Chaire 6G durable : pour des réseaux mobiles répondant aux défis environnementaux
L’université Paris-Saclay, le CNRS, CentraleSupélec et Orange ont dernièrement inauguré une nouvelle chaire de recherche. Son objectif : favoriser l’émergence de réseaux 6G durables et sobres en énergie.
Le mercredi 13 septembre 2023 a vu le lancement de la chaire de recherche « 6G durable », portée par le Laboratoire des Signaux et Systèmes (L2S) – réunissant l’université Paris-Saclay, le CNRS et CentraleSupélec – et Orange. Une collaboration associant des acteurs majeurs de l’univers des télécoms, comme l’explique Salah Eddine El Ayoubi, professeur à CentraleSupélec et titulaire de la chaire : « Au L2S, nous jouissons d’une réputation internationale quant à la conception des réseaux, en particulier 4G et 5G. De son côté, Orange possède l’un des plus grands centres de recherche en télécoms d’Europe et a participé activement à l’élaboration des standards 5G. Nous nous sommes ainsi naturellement rapprochés, afin de contribuer à la définition des réseaux de sixième génération. » Un rapprochement concrétisé par un partenariat d’une durée de cinq ans autour de la 6G, qui se matérialisera principalement par le financement de thèses.
La 6G à l’heure de l’IA distribuée et des enjeux environnementaux
Celle-ci devrait en effet faire ses premiers pas vers 2030, avec, d’ici là, de nouveaux défis à relever. « La 5G visait notamment à intégrer de façon native l’Internet des objets (IoT) », rappelle Salah Eddine El Ayoubi. « Il n’était donc plus seulement question de connecter des humains, mais également des objets communicants. La 6G, elle, doit relever le défi de l’IA, qui devient omniprésente dans nos sociétés. Cette fois, il s’agit ainsi de connecter et de fédérer des intelligences humaines et artificielles. » Particularité de ces IA : elles ne seront pas nécessairement centralisées au sein de serveurs distants, suivant le modèle de cloud computing. Au contraire, le traitement des données et la prise de décisions pourront s’effectuer localement, en particulier pour assurer la confidentialité et la sécurité des informations transmises. On parle alors de fog computing, un type d'infrastructure qui devra être nativement exploité par la 6G.
Mais ce sont surtout des enjeux environnementaux qui s’imposent à la sixième génération de réseaux mobiles. Pour certains, il s’agit de prolongements de réflexions déjà entamées dans le cadre de la 5G. Par exemple, la 6G devra davantage intégrer de sources d’énergie renouvelable, et donc s’adapter à des caractéristiques telles que l’intermittence de la production. De même, la chaire va poursuivre les travaux amorcés en 5G quant à la mise en veille intelligente des stations de base du réseau, afin de réduire la consommation d’énergie lorsque le trafic est faible.
Communications sémantiques et Internet tactile
Cependant, la 6G s’inscrit également dans un nouveau paradigme. « En 5G, l’un des enjeux majeurs était de maximiser l’efficacité énergétique des réseaux, c’est-à-dire la quantité de bits envoyés pour une consommation donnée », indique le titulaire de la chaire. « En 6G, nous explorons un nouveau défi.
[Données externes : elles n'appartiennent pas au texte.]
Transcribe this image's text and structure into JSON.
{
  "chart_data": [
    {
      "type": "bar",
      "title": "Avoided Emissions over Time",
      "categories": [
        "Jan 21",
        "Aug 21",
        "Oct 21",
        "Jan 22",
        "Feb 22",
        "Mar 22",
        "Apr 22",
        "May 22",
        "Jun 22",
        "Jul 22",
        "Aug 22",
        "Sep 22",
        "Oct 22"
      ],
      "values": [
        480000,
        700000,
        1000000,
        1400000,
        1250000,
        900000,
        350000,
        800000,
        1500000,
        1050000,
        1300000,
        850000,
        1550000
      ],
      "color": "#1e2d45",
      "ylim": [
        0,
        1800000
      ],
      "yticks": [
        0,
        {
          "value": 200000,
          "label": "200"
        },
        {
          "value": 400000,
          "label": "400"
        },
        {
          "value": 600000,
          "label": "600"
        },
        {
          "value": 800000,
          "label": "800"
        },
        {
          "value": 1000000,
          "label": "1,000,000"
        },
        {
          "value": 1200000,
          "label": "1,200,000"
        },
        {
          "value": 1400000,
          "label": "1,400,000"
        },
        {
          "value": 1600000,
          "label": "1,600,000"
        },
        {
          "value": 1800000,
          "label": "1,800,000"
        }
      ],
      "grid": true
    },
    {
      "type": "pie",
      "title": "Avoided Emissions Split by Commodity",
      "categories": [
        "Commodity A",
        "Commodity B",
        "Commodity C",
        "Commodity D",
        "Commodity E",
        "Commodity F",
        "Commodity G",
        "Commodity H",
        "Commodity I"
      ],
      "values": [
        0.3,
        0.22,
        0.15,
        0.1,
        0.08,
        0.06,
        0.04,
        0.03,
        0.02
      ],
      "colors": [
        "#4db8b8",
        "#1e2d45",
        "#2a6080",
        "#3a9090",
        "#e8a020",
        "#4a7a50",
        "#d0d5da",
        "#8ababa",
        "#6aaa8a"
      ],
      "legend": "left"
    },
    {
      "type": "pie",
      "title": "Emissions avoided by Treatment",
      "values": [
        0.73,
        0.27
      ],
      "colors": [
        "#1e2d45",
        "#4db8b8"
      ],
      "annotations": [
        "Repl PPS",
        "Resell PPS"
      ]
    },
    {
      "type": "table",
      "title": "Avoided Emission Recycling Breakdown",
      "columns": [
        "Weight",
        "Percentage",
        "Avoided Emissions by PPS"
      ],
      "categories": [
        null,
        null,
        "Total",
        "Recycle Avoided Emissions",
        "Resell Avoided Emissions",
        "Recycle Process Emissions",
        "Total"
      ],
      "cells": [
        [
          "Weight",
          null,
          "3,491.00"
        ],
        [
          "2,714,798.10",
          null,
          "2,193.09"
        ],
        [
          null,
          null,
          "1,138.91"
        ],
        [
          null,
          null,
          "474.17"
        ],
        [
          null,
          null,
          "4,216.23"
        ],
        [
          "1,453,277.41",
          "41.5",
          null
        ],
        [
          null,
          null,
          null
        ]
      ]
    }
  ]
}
Il s’agit désormais, à chaque échange de données, d’atteindre un objectif, relatif à une application, sous une contrainte stricte de consommation d’énergie. » Des travaux de recherche seront ainsi consacrés à de nouvelles méthodes d’ingénierie des systèmes, de sorte à optimiser les performances applicatives des réseaux, tout en respectant une limite de consommation.
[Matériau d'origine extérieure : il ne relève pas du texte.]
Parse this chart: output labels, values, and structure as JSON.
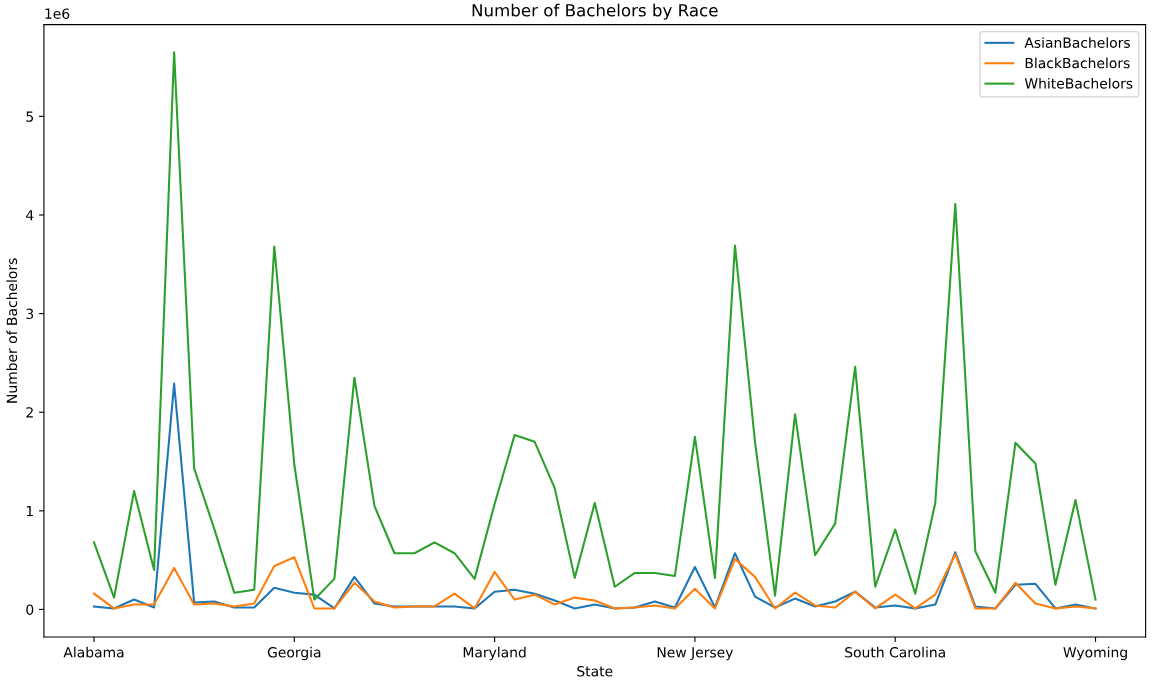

De plus, les chercheurs entendent explorer les possibilités offertes par les « communications sémantiques ». « Traditionnellement, le réseau est considéré comme un tuyau reliant un émetteur à un récepteur et mis à disposition par un opérateur, qui ne sait pas exactement quel type de données est transmis, ni dans quel but », schématise Salah Eddine El Ayoubi. « Avec les communications sémantiques, le réseau est partie prenante de la couche applicative et connaît l’objectif de la communication. Il peut alors faire en sorte d’optimiser le volume de données transmis, permettant d’atteindre le but recherché. » Une approche qui pourrait limiter la consommation énergétique d’applications telles que les véhicules autonomes ou le contrôle à distance de machines industrielles.
Cette quête de sobriété ne s’oppose toutefois pas à l’innovation. La 6G pourrait en effet favoriser l’apparition de l’Internet tactile, qui promet de transmettre, en plus de l’audio et de la vidéo, un retour haptique aux utilisateurs. Une technologie qui nécessite un haut niveau de performance, en particulier une faible latence, pour des applications industrielles ou médicales. Dans le cadre de la chaire 6G durable, les chercheurs viseront ainsi à concilier cette exigence avec l’impératif de sobriété énergétique et plus généralement de durabilité environnementale.